It, can be right after the corresponding decoding probability of each text unit for getting the first cypher text by step B1 Each decoding probability is further processed, to determine the first cypher text as the final of target voice according to processing result Confidence level socre when cypher text_text。

Specifically, a kind of to be optionally achieved in that, can first by each text unit of the first cypher text respectively Corresponding decoding probability summation recycles the total number K of text unit acquire and that value includes divided by the first cypher text₁, The average decoding probability value of each text unit is obtained, to indicate final translation text of first cypher text as target voice The confidence level socre of this when_text。

For example: assuming that the first cypher text is the English text comprising 6 words, and the 1st word is to the 6th list The corresponding decoding probability of word is respectively 0.82,0.78,0.91,0.85,0.81,0.93, then carries out this 6 decoding probabilities After summation, available and value is 5.1, that is, 0.82+0.78+0.91+0.85+0.81+0.93=5.1, recycling is somebody's turn to do and value The total number 6 of 5.1 words for including divided by the first cypher text, the average decoding probability value for obtaining each word is 0.85, that is, 5.1/6=0.85 then can use the average decoding probability value 0.85, indicate above-mentioned first cypher text as target voice Confidence level socre when final cypher text_text, that is, socre_text=0.85.

S602: confidence level when final cypher text of second cypher text as target voice is determined.

In the present embodiment, it if being carried out after directly translating to the second translation object (i.e. target voice), has obtained second and has turned over Translation sheet then may further carry out data processing to the related data of second cypher text, to determine the second translation text Confidence level when this final cypher text as target voice, and the confidence level is defined as socre_trans。

In a kind of implementation of the present embodiment, S602 can specifically include following step C1-C2:

Step C1: the corresponding decoding probability of each text unit of the second cypher text is obtained.

In this implementation, in order to determine setting when final cypher text of second cypher text as target voice Reliability socre_trans, it is necessary first to determine each text unit that the second cypher text includes, wherein text unit refers to The basic composition unit for constituting the second cypher text, it is different with the difference of the affiliated languages of the second cypher text, for example, if Two cypher texts be Chinese text, then it includes text unit can be word or word；If the second cypher text is English text, Then it includes text unit can be for word, etc..

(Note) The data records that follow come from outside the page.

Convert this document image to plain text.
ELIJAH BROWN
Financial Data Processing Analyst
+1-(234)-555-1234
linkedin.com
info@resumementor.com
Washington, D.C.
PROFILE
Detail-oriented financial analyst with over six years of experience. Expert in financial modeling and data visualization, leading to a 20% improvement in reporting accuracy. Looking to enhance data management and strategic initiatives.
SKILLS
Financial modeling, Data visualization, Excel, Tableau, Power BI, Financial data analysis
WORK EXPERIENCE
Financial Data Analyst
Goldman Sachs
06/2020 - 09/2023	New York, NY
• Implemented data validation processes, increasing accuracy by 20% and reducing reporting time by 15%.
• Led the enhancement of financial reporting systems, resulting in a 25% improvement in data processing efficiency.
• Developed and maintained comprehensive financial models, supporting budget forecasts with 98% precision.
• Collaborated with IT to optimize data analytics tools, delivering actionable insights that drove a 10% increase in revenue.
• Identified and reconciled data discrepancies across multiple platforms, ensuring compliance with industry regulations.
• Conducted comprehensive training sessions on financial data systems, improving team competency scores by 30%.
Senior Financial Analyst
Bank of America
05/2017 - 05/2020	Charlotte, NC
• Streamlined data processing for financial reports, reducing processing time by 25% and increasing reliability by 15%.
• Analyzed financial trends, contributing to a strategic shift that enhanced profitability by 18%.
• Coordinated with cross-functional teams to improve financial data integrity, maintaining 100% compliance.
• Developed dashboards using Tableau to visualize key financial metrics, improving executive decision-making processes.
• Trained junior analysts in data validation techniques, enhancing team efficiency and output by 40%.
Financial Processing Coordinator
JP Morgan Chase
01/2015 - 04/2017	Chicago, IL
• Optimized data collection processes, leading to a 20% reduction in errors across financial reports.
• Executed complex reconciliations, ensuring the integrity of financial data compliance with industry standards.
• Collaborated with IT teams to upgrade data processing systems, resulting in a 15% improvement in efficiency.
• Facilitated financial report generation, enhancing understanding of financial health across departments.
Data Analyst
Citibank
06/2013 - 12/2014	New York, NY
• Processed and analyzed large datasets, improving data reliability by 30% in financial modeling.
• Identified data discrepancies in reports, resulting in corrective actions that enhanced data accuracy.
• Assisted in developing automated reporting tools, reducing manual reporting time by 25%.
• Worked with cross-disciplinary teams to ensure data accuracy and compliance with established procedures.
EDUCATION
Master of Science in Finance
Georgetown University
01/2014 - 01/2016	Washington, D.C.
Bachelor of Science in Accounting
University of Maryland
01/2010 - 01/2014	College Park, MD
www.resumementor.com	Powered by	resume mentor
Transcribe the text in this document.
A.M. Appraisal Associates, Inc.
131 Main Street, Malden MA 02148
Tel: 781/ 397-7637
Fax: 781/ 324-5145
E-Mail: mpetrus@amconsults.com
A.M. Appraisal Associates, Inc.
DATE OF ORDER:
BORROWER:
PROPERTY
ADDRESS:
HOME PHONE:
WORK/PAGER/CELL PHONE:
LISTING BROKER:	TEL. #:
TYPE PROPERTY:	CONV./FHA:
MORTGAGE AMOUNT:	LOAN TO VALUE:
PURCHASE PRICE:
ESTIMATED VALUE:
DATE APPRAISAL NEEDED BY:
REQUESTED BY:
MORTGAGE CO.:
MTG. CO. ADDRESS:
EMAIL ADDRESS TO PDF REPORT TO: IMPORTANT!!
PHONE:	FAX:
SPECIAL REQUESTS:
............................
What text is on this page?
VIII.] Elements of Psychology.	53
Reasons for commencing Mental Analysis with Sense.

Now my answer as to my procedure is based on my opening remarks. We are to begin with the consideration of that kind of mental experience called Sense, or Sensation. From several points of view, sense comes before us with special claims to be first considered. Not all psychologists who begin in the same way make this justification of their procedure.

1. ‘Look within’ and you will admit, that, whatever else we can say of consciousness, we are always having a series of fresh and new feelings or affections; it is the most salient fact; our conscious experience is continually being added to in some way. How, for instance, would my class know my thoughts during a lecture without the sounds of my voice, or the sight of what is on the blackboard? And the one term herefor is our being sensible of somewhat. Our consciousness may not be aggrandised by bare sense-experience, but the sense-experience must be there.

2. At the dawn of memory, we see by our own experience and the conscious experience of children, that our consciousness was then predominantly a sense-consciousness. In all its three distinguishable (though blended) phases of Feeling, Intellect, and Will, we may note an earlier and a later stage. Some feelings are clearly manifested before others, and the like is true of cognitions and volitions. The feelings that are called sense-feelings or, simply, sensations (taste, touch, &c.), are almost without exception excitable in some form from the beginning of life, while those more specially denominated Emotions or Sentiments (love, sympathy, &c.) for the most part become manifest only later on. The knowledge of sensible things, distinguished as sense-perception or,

Then, the available each text unit for including to the second cypher text corresponding decoding in its affiliated languages Probability, wherein decoding probability refers to a possibility that corresponding text unit belongs to cypher text size, and specifically, the decoding is general Rate can be target voice is decoded in second embodiment after in obtained corresponding second probability distribution of k-th of word one A decoding probability.It is understood that decoding probability is bigger, show translation knot of its corresponding text unit as k-th of word A possibility that fruit, is bigger, conversely, decoding probability is smaller, shows its corresponding text unit as the translation result of k-th of word Possibility is smaller.

Step C2: according to the corresponding decoding probability of each text unit of the second cypher text, the second translation is determined Confidence level when final cypher text of the text as target voice.

It, can be right after the corresponding decoding probability of each text unit for getting the second cypher text by step C1 Each decoding probability is further processed, to determine the second cypher text as the final of target voice according to processing result Confidence level socre when cypher text_trans。

Specifically, a kind of to be optionally achieved in that, can first by each text unit of the second cypher text respectively Corresponding decoding probability summation recycles the total number K of text unit acquire and that value includes divided by the second cypher text₂, The average decoding probability value of each text unit is obtained, to indicate final translation text of second cypher text as target voice The confidence level socre of this when_trans。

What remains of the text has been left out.